Kristoffer Vik Hansen, CEO of Spare, said in a statement that the Norway based team invited his startup to join in, under the name SAGA, based on its expertise in incorporating its technology to on-demand services-scheduling for public transportation services in Norway’s Oslo and Stavanger areas.
Hansen further stated that this invitation indicates that people are confident with what the startup has achieved so far and that Vancouver is witnessing the development of some seriously good technology.
Reportedly, Spare’s service known as Spare Rides was launched in 2016 and ran till early 2018 with the approval from BC Transportation Board. The board’s rules permit carpooling services like Spare’s only if it involved passengers and vehicles heading to common destinations, cite sources.
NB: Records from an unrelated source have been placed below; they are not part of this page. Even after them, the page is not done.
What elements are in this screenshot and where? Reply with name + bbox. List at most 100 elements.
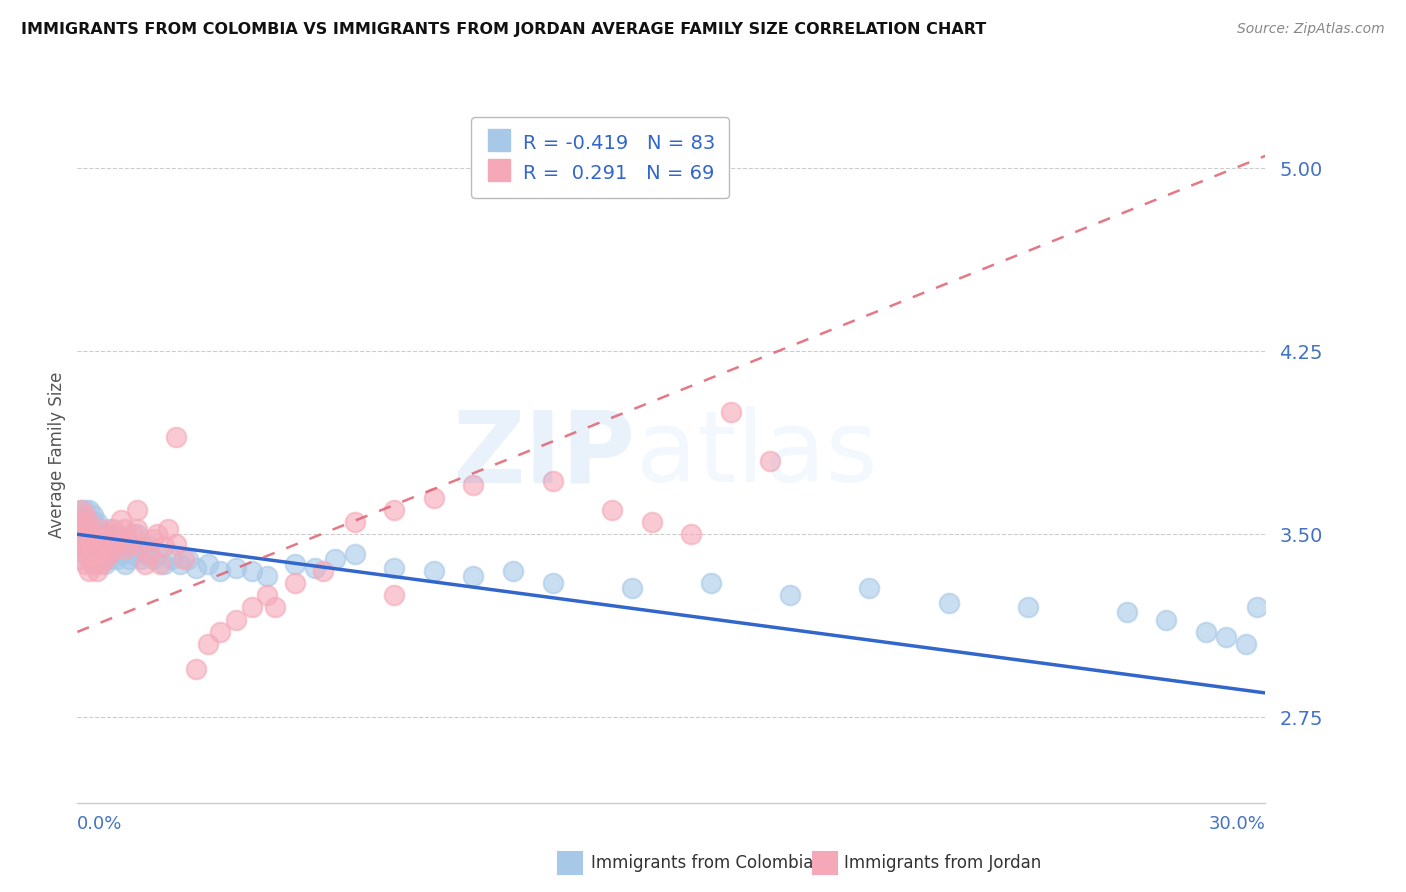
Text: atlas: atlas: [636, 407, 877, 503]
Point: [90, 551, 112, 566]
Point: [225, 561, 247, 575]
Point: [256, 588, 278, 602]
Point: [70, 527, 93, 541]
Point: [240, 564, 263, 578]
Point: [304, 561, 326, 575]
Y-axis label: Average Family Size: Average Family Size: [48, 372, 66, 538]
Point: [82, 541, 104, 556]
Point: [681, 527, 703, 541]
Point: [77, 515, 100, 529]
Point: [463, 478, 485, 492]
Point: [1234, 637, 1257, 651]
Point: [70, 503, 93, 517]
Point: [86, 527, 108, 541]
Point: [70, 527, 93, 541]
Point: [70, 503, 93, 517]
Point: [502, 564, 524, 578]
Point: [1156, 613, 1178, 627]
Point: [118, 537, 141, 551]
Point: [110, 532, 132, 546]
Point: [173, 551, 195, 566]
Point: [382, 588, 405, 602]
Point: [938, 596, 960, 610]
Point: [134, 547, 156, 561]
Point: [90, 540, 112, 554]
Point: [110, 532, 132, 546]
Point: [114, 541, 136, 556]
Text: 0.0%: 0.0%: [77, 815, 122, 833]
Point: [77, 540, 100, 554]
Point: [1195, 624, 1218, 639]
Point: [138, 540, 160, 554]
Point: [77, 527, 100, 541]
Point: [145, 527, 167, 541]
Point: [105, 551, 128, 566]
Point: [105, 527, 128, 541]
Point: [110, 513, 132, 527]
Point: [1215, 630, 1237, 644]
Point: [77, 515, 100, 529]
Point: [284, 557, 307, 571]
Point: [94, 527, 117, 541]
Point: [90, 527, 112, 541]
Point: [98, 527, 121, 541]
Text: ZIP: ZIP: [453, 407, 636, 503]
Point: [145, 547, 167, 561]
Text: Immigrants from Colombia: Immigrants from Colombia: [591, 855, 813, 872]
Point: [284, 576, 307, 591]
Point: [138, 547, 160, 561]
Point: [177, 551, 200, 566]
Point: [70, 551, 93, 566]
Point: [75, 557, 97, 571]
Point: [323, 551, 346, 566]
Point: [165, 537, 187, 551]
Point: [197, 637, 219, 651]
Point: [98, 551, 121, 566]
Point: [75, 508, 97, 522]
Legend: R = -0.419   N = 83, R =  0.291   N = 69: R = -0.419 N = 83, R = 0.291 N = 69: [471, 117, 730, 198]
Point: [125, 527, 148, 541]
Point: [90, 522, 112, 536]
Point: [70, 515, 93, 529]
Point: [101, 532, 124, 546]
Point: [142, 532, 165, 546]
Point: [105, 540, 128, 554]
Point: [76, 532, 98, 546]
Point: [541, 576, 564, 591]
Point: [75, 515, 97, 529]
Point: [165, 429, 187, 443]
Point: [779, 588, 801, 602]
Point: [86, 532, 108, 546]
Point: [423, 564, 446, 578]
Point: [114, 557, 136, 571]
Point: [264, 600, 287, 615]
Point: [86, 515, 108, 529]
Point: [759, 454, 782, 468]
Point: [129, 540, 152, 554]
Point: [121, 547, 143, 561]
Point: [700, 576, 723, 591]
Point: [98, 522, 121, 536]
Point: [82, 557, 104, 571]
Point: [77, 547, 100, 561]
Point: [101, 547, 124, 561]
Point: [153, 557, 176, 571]
Point: [197, 557, 219, 571]
Point: [82, 527, 104, 541]
Point: [82, 515, 104, 529]
Point: [118, 551, 141, 566]
Point: [1246, 600, 1268, 615]
Point: [77, 503, 100, 517]
Text: Immigrants from Jordan: Immigrants from Jordan: [844, 855, 1040, 872]
Point: [858, 581, 880, 595]
Point: [600, 503, 623, 517]
Point: [94, 532, 117, 546]
Point: [157, 522, 180, 536]
Text: 30.0%: 30.0%: [1209, 815, 1265, 833]
Point: [94, 551, 117, 566]
Point: [86, 547, 108, 561]
Point: [312, 564, 335, 578]
Point: [620, 581, 643, 595]
Point: [75, 547, 97, 561]
Point: [343, 547, 366, 561]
According to Hansen, once the startup established its platform, it wasn’t a big stretch to apply the same method to other types of transit systems. The idea behind Spare Rides is, instead of passengers relying on fixed bus schedules and routes, buses can run when a passenger books a ride via an app, phone, or website, Hansen stated. The system further collects data to build a data-first approach and have a more flexible transit schedule whether it is planning the most effective routes or deciding when it is appropriate to run strictly on demand and even provide door-to-door service, he added.
Spare will be providing passenger booking, vehicle-routing, and dispatching system as a part of SAGA in the EU-funded experiment for FABULOS program, which will build the most promising ideas into prototypes for lab testing in 2019, sources reported.